Liebe Frau Andrea,
da ist mir doch kürzlich eine Frage wieder erblüht, die mich intermittierend seit der Unterstufe beschäftigt (und die ist bei mir schon eine lange Weile her). Nämlich: Warum impliziert das bestätigungsheischende Wörtchen „gell“ ein Duzverhältnis, obgleich doch kein „du“, ja nicht einmal eine einschlägige Verbform enthalten scheint? Tatsächlich kennt die Umgangssprache ja auch höfliche Gegenstücke wie „gelln’S“, „gön’S“ etc. In der Hoffnung, die rätselhafte Blüte möge von Ihnen gekappt werden verbleibt hochachtungsvoll
Stefan Metzler-Dinhobl
Lieber Stefan,
“gell” oder “gelt” ist eine Interjektion, die schon lange in der deutschen Sprache herumgeistert. Der Ausruf kommt vom Zeitwort “gelten” und bedeutet konjunktivisch gebraucht soviel wie “möge es gelten!”, “gelte es!” Das Wienerische hat aus dem gelten bekanntlicherweise das götn gemacht, wobei gelt zu göt wurde und gell zu gö. In Verkennung der tatsächlichen sprachlichen Zusammenhänge hat sich der Usus eingebürgert, das gö für eine Verschleifung von gellen (laut rufen) zu halten. Damit werden Wendungen möglich, die es auch bei anderen Ausrufen gibt. In Anlehnung an heans und heats (für hören Sie und hört ihr), sowie gengans und gets (für gehen Sie und geht ihr) haben die Wiener Zungen aus einem vermuteten Zusammenhang mit gellen (göön) gellen Sie und gellt ihr (göns und göts) gemacht. Einige schöne Beispiele für unseren Begriff können so klingen: “Göts es hauds eich heid am Schbuatplods!” (Gelte es, ihr geht heute auf den Sportplatz!). “Göns, seid in Öro hom mia nua mea Schoda in Beasl” (Gilt nicht auch für Sie, seid der Einführung des Euro haben wir nur mehr Kleingeld in der Börse.) Göns, so gangats! www.comandantina.com dusl@falter.at
Für meine Kolumne ‚Fragen Sie Frau Andrea‘ in Falter 10/2008
Liebe Frau Andrea,
‚tschuldigen S‘ bittschön meinen Einspruch:
„gell“ oder „gelt“ leitet sich aber nicht von dem Verb gelten, sondern sehr wohl von gellen, auch gällen (= übereinstimmen, zustimmen, recht geben) her, aus dem mhd. gehëllen, nhd.gehällen, gehellen (= zusammen hellen, gemeinsam einstimmen). (“Gället, ihr Herren?“, bei Gotthelf wird von den Brüdern Grimm in ihrem Dt. Wörterbuch als Beispiel angeführt)

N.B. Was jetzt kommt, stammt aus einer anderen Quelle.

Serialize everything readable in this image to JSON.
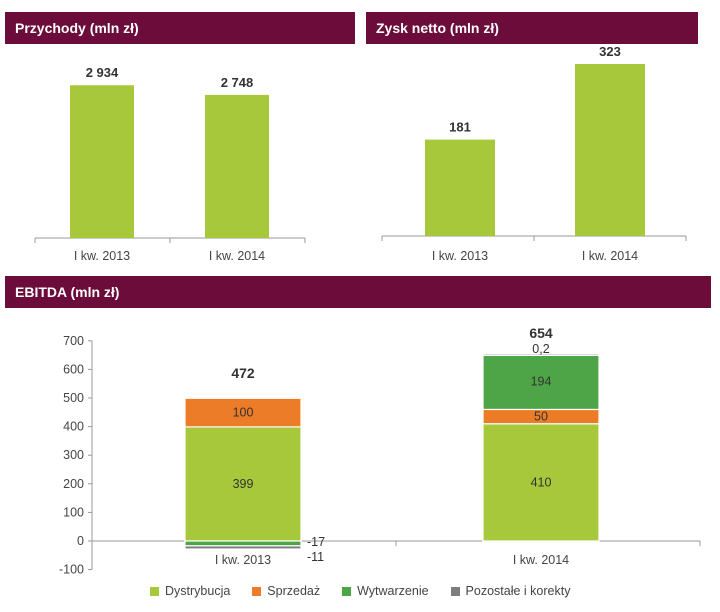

als Imperativ heißt „Gell!“ also = gälle! („stimme mir zu!“)
oder als (rhetorische) Fragestellung: „Göts?“ = gällt ihr? (mehrere Angesprochene)
bzw. „Gön S‘?“ = gällen Sie?
mit freundlichen Grüßen,
aus Wien
Der Vollständigkeit halber füge ich der Erörterung noch das oberösterreichische „goi?“ bei, ein sicheres Identifizierungsmerkmal für die hiesige Bewohnerschaft. Nicht zu verwechseln mit dem jiddischen (oder hebräischen?) „Goj“, das Ungläubige labelt. Wegen der leider sehr gründlichen Vertreibung von Jiddisch-Sprechern fallen „Goi“-Sager und „Gojim“ in eins.
Lieber Herr Nömix,
das klingt alles verführerisch, gebe aber zu bedenken, dass „KLUGE, Etymologisches Wörterbuch der deutschen Sprache“ in seiner 24 Auflage zu unserem Begriff nachfolgendes beisteuert:
gelt (auch gell u. ä.) Interj std.stil. (14.Jh), mhd. gelte- eigentlich „es möge gelten“ (–>gelten) (dial. auch was gelt’s, geltet u.ä.).